In terms of projects, I´ve started a life-planning course for the students in 9th grade. I got 3 other people to do it with me: the local health promoter, a local government worker, and an NGO worker. So far we´ve had two sessions which have gone pretty well. In the course, we´re going to talk about setting goals, planning for the future, gender stereotypes, communication skills, sexuality and HIV/AIDS, and other stuff related to reproductive health. I was really paranoid about teaching the stuff about sexuality, but my 3 other counterparts thought that it would be a good idea and something that is really necessary. So we had a meeting with all the parents of the kids to get their approval, and to my surprise, they all agreed that the reproductive health stuff was a good idea. I´m really excited about the class, especially the sexuality stuff. Nearly all girls over the age of 21 have babies. I can probably count on one hand the girls that don´t. So, I feel that this is something that is really worthwhile and important. Chivo.
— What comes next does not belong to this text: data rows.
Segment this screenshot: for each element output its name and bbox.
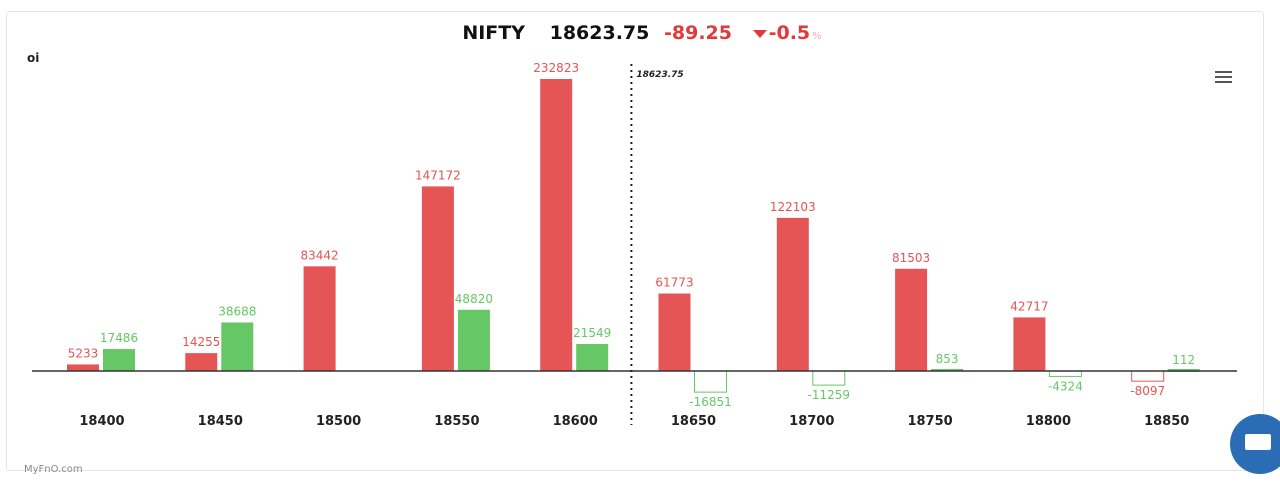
symbol: NIFTY [462,22,525,44]
x-tick-label: 18750 [907,414,952,429]
bar [776,217,809,371]
x-tick-label: 18800 [1026,414,1071,429]
data-label: 112 [1172,353,1195,367]
bar [457,309,490,371]
data-label: 232823 [533,61,579,75]
pct-sign: % [812,31,822,42]
data-label: 61773 [655,276,693,290]
triangle-down-icon [752,29,767,38]
data-label: 17486 [100,331,138,345]
x-tick-label: 18550 [434,414,479,429]
x-tick-label: 18850 [1144,414,1189,429]
data-label: 42717 [1010,299,1048,313]
x-tick-label: 18450 [198,414,243,429]
bar [67,364,99,371]
x-tick-label: 18600 [553,414,598,429]
bar [1013,317,1046,371]
x-tick-label: 18400 [79,414,124,429]
chat-bubble-icon[interactable] [1230,414,1280,474]
data-label: 38688 [218,304,256,318]
x-tick-label: 18700 [789,414,834,429]
spot-price-label: 18623.75 [636,70,683,80]
bar [694,370,727,393]
data-label: -4324 [1048,379,1083,393]
bar [1131,370,1165,382]
bar [895,268,928,371]
bar [812,370,846,386]
data-label: 147172 [415,168,461,182]
data-label: 122103 [770,200,816,214]
bar [931,369,964,371]
data-label: -11259 [808,388,851,402]
bar [303,266,336,371]
bar [221,322,254,371]
bar [576,343,609,371]
bar [185,353,218,371]
y-axis-label: oi [27,51,40,65]
change-pct: -0.5 [768,22,811,44]
x-tick-label: 18500 [316,414,361,429]
price: 18623.75 [549,22,650,44]
bar [103,349,135,371]
data-label: 48820 [455,292,493,306]
data-label: -8097 [1130,384,1165,398]
change: -89.25 [664,22,732,44]
bar [658,293,691,371]
data-label: -16851 [689,395,732,409]
bar [1048,370,1082,377]
watermark: MyFnO.com [24,464,83,475]
bar [1167,369,1200,371]
chart-card [6,11,1264,471]
data-label: 21549 [573,326,611,340]
x-tick-label: 18650 [671,414,716,429]
data-label: 14255 [182,335,220,349]
data-label: 5233 [68,346,99,360]
chart-header: NIFTY 18623.75 -89.25 -0.5% [0,22,1280,44]
data-label: 853 [936,352,959,366]
data-label: 81503 [892,251,930,265]
data-label: 83442 [301,248,339,262]
hamburger-menu-icon[interactable] [1215,71,1232,86]
bar [421,186,454,371]
bar [540,79,573,371]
Another thing I´m working on is getting 20 young people to participate in a vocational workshop. I found out that a local organization sponsored by the government and a few private institutions, gives free vocational workshops to poor kids. One requirement is that the kids be between 16 and 20 years old and be able to attend the workshop for 2 months, all day Monday through Frida. So, I´m trying to motivate the youth and get this workshop going. It´s a lot of legwork: contacting the institution about my progress, making invitations and handing them out to all the interested youth, getting my counterparts in the community involved, etc. etc. But I hope it all works out, it´ll be such a great opportunity. The workshops include: carpentry, a residential electricity workshop, sewing, cosmetology, brick-laying, and others.
Other projects are going well, especially my English classes. I´ve been teaching a basic English class for the last 4 months every Saturday, so finally I´ve decided to give the final exam next month. The class wants to have a party afterwards at a local waterpark as a celebration for passing the final exam. So we´re trying to raise money in order to go. We should have about 40 kids total, which will require about $150, more or less. I figure that if my 40 students help fundraise we can get the money in a month or two, we´ll see.
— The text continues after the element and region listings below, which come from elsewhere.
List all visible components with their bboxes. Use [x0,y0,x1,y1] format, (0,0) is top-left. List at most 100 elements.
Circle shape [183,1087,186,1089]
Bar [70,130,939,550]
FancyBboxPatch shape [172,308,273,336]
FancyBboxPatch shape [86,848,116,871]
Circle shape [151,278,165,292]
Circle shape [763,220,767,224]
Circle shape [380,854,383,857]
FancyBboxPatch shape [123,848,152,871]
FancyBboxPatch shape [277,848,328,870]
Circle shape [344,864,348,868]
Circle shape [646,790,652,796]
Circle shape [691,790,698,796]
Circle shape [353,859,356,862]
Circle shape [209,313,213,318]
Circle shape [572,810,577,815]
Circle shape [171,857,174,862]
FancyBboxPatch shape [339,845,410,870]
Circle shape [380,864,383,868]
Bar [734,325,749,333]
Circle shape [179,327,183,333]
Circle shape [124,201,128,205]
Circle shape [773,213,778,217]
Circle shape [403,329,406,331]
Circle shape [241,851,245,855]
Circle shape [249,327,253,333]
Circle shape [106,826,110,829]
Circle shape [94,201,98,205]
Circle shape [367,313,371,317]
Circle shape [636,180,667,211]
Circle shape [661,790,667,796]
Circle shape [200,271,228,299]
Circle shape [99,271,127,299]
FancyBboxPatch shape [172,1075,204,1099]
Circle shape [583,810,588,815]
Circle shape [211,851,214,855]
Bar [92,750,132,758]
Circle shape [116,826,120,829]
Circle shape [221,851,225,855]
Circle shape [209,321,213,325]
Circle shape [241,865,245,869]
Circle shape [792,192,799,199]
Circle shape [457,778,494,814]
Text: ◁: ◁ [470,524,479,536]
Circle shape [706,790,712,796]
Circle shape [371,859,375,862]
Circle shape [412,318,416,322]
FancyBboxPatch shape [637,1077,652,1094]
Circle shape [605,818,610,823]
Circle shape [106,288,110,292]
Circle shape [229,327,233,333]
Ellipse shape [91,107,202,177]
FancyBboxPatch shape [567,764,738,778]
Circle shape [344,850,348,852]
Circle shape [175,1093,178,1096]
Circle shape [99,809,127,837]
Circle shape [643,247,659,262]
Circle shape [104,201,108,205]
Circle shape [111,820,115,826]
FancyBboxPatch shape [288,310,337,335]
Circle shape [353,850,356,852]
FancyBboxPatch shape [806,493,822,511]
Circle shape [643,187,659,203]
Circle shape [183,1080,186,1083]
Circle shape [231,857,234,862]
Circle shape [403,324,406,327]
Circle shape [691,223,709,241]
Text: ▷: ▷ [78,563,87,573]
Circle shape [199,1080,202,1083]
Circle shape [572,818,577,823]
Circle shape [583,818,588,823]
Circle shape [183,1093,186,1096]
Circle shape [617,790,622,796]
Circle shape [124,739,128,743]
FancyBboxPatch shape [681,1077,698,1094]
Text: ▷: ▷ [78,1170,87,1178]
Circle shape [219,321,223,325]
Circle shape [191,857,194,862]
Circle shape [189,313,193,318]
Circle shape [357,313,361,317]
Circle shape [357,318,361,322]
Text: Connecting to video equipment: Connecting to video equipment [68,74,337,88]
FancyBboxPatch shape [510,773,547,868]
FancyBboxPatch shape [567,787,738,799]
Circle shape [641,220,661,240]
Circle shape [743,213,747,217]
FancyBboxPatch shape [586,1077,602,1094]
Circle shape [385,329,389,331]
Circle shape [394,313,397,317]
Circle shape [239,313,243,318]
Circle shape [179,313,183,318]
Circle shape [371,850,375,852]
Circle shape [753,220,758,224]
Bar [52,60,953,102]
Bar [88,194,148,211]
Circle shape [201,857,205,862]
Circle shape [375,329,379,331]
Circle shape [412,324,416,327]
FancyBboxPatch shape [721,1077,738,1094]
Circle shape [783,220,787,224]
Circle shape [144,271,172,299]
Ok, that´s it for now. In the next month, I´m looking forward to giving a workshop to the new Peace Corps volunteers about teaching English, going to Santa Ana to visit one of my good friends - Emily, and a 3-day Peace Corps-sponsored workshop for PCV´s and their counterparts at the beach. Should be fun.
Oh, the title of the post refers to the fact that when it rains, I basically can´t leave my house, so all I can do is sit in my room and play guitar.